This view combines information from two instruments on a NASA Mars orbiter to map color-coded composition over the shape of the ground within the Nili Fossae plains region of Mars. Credit: NASA/JPL-Caltech/JHUAPL/Univ. of Arizona

How did Mars change from a world with water billions of years ago to the arid Red Planet of today. A new analysis of the largest known deposit of carbonate minerals on Mars suggests that the original Martian atmosphere may have already lost most of its CO2 by the era of valley network formation.

Carbon dioxide makes up most of the Martian atmosphere. That gas can be pulled out of the air and sequestered or pulled into the ground by chemical reactions with rocks to form carbonate minerals. Years before the series of successful Mars missions, many scientists expected to find large Martian deposits of carbonates holding much of the carbon from the planet’s original atmosphere. Instead, these missions have found low concentrations of carbonate distributed widely, and only a few concentrated deposits. By far the largest known carbonate-rich deposit on Mars covers an area at least the size of Delaware in Nili Fossae.

The estimate of how much carbon is locked into the Nili Fossae uses Thermal Emission Spectrometer (TES) on NASA’s Mars Global Surveyor orbiter, mineral-mapping Compact Reconnaissance Imaging Spectrometer for Mars (CRISM) and 2 telescopic cameras on NASA’s Mars Reconnaissance Orbiter, and Thermal Emission Imaging System (THEMIS) on NASA’s Mars Odyssey orbiter.

What would be needed to account for an early Mars atmosphere dense enough to sustain surface waters during the period when flowing rivers left their mark by cutting extensive river-valley networks. It would take >35 carbonate deposits the size of the one examined at Nili Fossae. It is unlikely that so many large deposits have been overlooked in numerous detailed orbiter surveys of the planet. One possible explanation is that Mars did have a much denser atmosphere during its flowing-rivers period, and then lost most of it to outer space from the top of the atmosphere, rather than by sequestration in minerals.

How warm would it need to have been for the valleys to form? Not very. In most locations, you could have had snow and ice instead of rain. You just have to nudge above the freezing point to get water to thaw and flow occasionally, and that doesn’t require very much atmosphere.”
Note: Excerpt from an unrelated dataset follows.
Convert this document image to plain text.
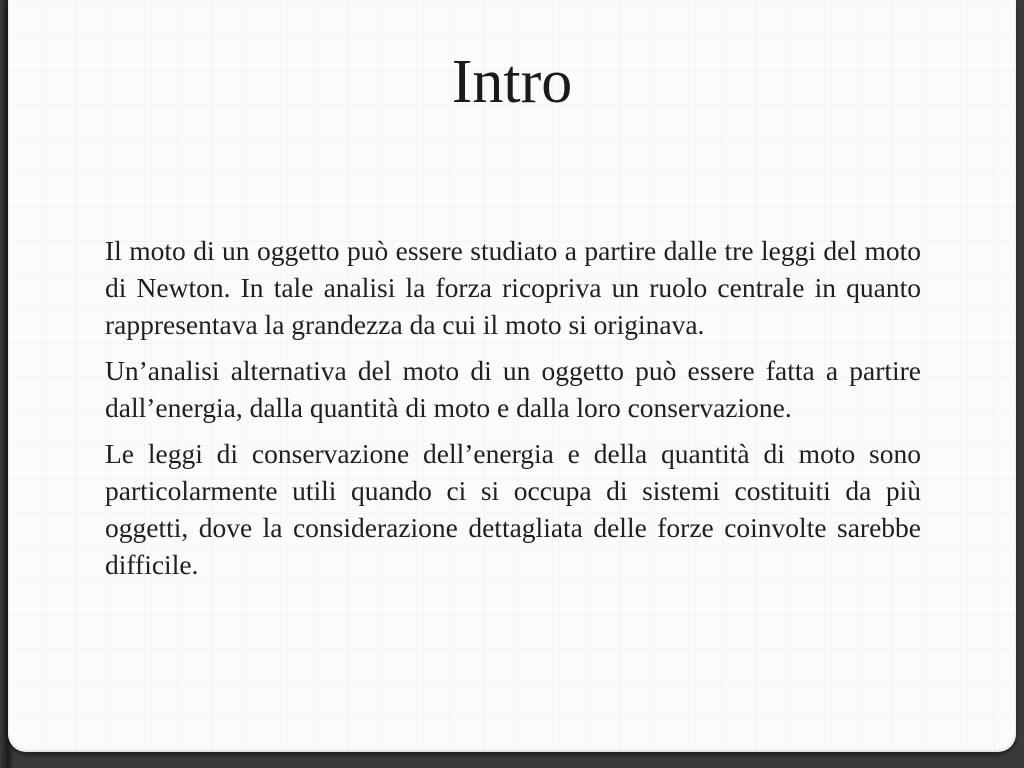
Intro

Il moto di un oggetto può essere studiato a partire dalle tre leggi del moto di Newton. In tale analisi la forza ricopriva un ruolo centrale in quanto rappresentava la grandezza da cui il moto si originava.

Un’analisi alternativa del moto di un oggetto può essere fatta a partire dall’energia, dalla quantità di moto e dalla loro conservazione.

Le leggi di conservazione dell’energia e della quantità di moto sono particolarmente utili quando ci si occupa di sistemi costituiti da più oggetti, dove la considerazione dettagliata delle forze coinvolte sarebbe difficile.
NASA’s Curiosity Mars rover has found evidence of ancient top-of-atmosphere loss, based on the modern Mars atmosphere’s ratio of heavier to lighter C. Uncertainty remains about how much of that loss occurred before the period of valley formation; much may have happened earlier. NASA’s MAVEN orbiter, examining the outer atmosphere of Mars since late 2014, may help reduce that uncertainty.